We are all photographers. It used to be, if you wanted to be a photographer, you had to have a camera and some film. But as a mark of total cultural upheaval, Kodak doesn't manufacture Kodachrome anymore. You can still pick up rolls of Tri-X, the quintessential black-and-white film that all hobbyists used to start out with (and photojournalists would swear by, although I gather that now professionals have gone on to T-MAX). Instead of film today we use digital media, and we've traded in our cameras for telephones. But there is a boon in digital photography with all those non-cameras available in half the devices we all own. We now take more pictures than we ever have before. And there are so many digital photography apps that it's impossible to keep track.

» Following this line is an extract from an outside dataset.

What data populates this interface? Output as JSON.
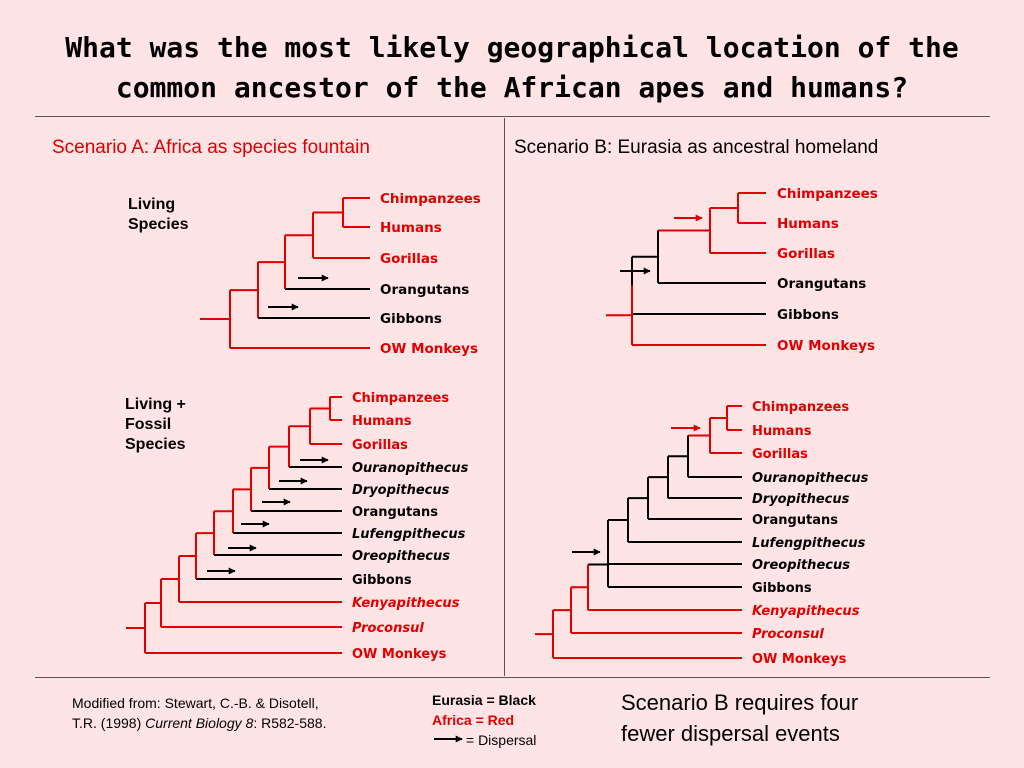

In other words, photography is dead, and it is thriving. It depends on how you define photography.

So what does this mean to artists who use photography as a medium? Complex posts a survey of The 25 Photographers You Should Know by Elisa Carmichael that is a great starting point for figuring out the state of the art. Check out the specs on the pictures. For the most part, even if the images were captured digitally, a lot of hand-crafting went into their printing. In other words, while looking at them on the computer gives you a sense, is it only a sense, much like looking at a painting on the computer. Seeing that Monet slapped down some green paint to capture those water lilies in the pond next to his house is not the same as being surrounded by these paintings on the wall. I think we shortchange photography a lot, especially now that its digital nature makes it seem so fungible.

In any case, since you're probably taking a lot of pictures yourself, it's nice to see that the pros are up to.